Williams was all about hitting the ball better than anyone, ever. Obsessive, one might say. He did a few other things well, including fly-fishing and flying early jet aircraft.

But his lack of people skills was striking. He simply could not or would not relate to many other people on a personal level. This included his wives, children, and many fellow players.

His battles with fans and the press were well-known. One exception: the late Leo E. Cloutier, former Sunday News sports editor and columnist and longtime impresario of the Union Leader Baseball Dinner.

Leo’s license plate was LC9 (his initials, Ted’s Red Sox number).
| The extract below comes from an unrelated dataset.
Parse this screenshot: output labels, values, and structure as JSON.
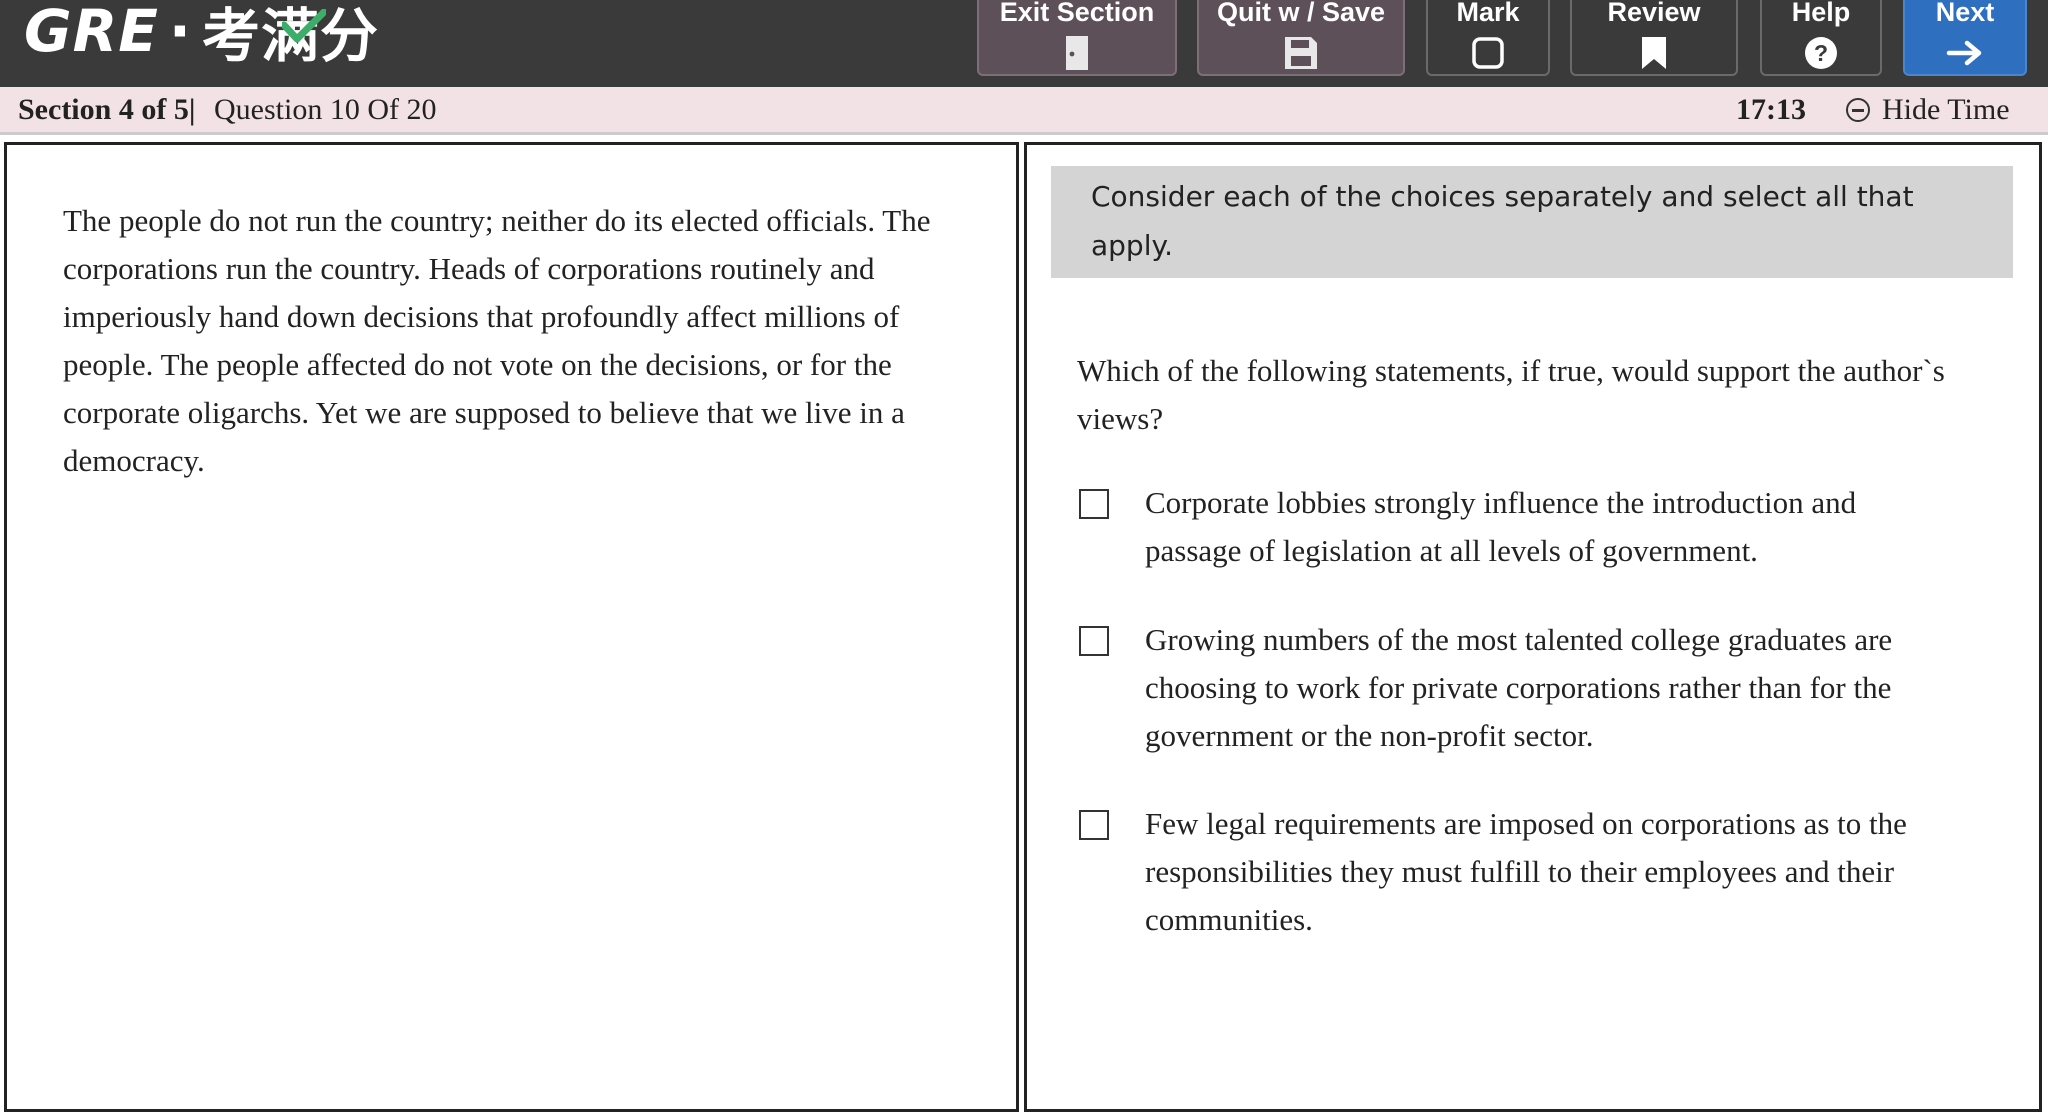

Leo could get Ted, and many other big name “stars of the diamond whirl’’ (as Leo would put it) to attend the baseball dinners for small dollars. Today, a single bona fide star would cost a fortune.
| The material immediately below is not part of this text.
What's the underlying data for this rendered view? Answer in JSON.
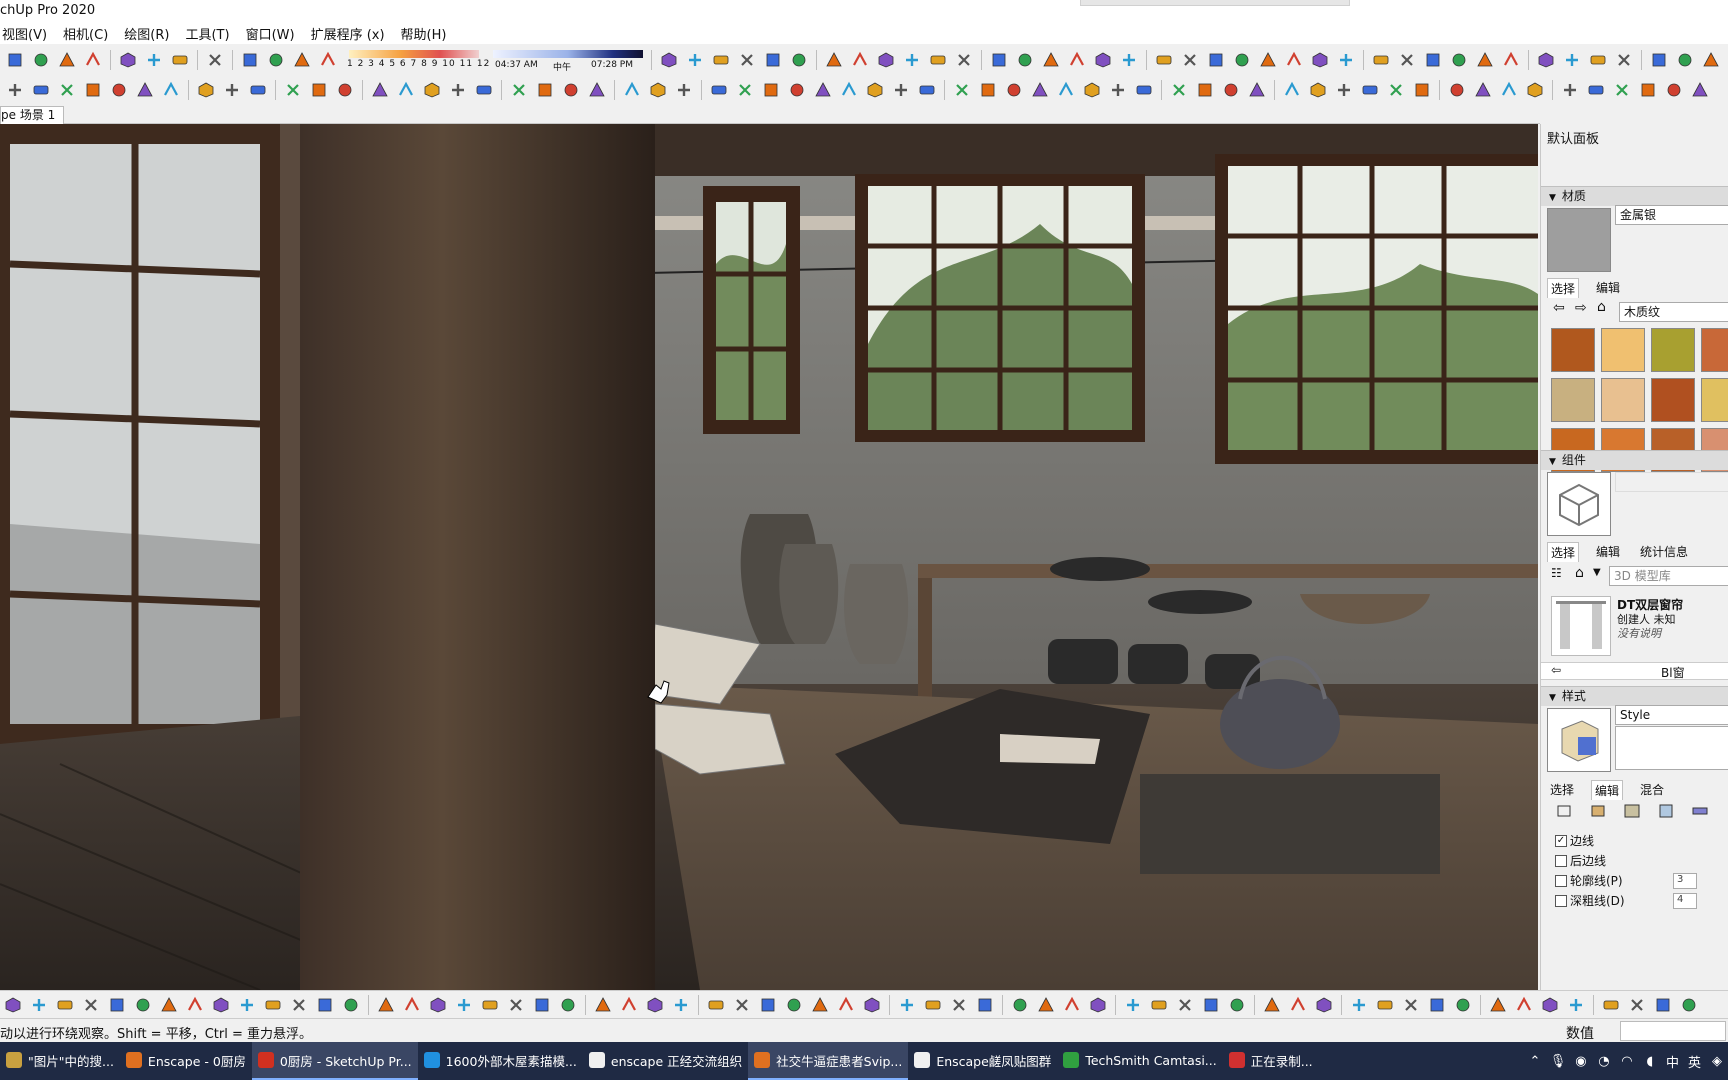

One reason Ted, and others, liked Leo was that he was more fan than skeptical reporter. He treated them with kid gloves, and they reciprocated.

Williams loved fishing as much as baseball and had a New Brunswick camp just up the Miramichi River from William and Nackey Loeb, also fans of the Atlantic salmon, and of Ted. The Loebs were on good terms with the ball player. (Loeb once told his editors that when they were in a store the always-swearing Ted quickly cleaned up his language.)

My son and I were lucky enough to be at the 1999 All-Star game at Fenway Park. Having had a couple of strokes, Ted Williams was driven onto the field in a golf cart. The big-league players, almost all stars in their own right, acted like kids as they crowded around. I think it was one of Ted’s finest memories. I know it’s one of mine.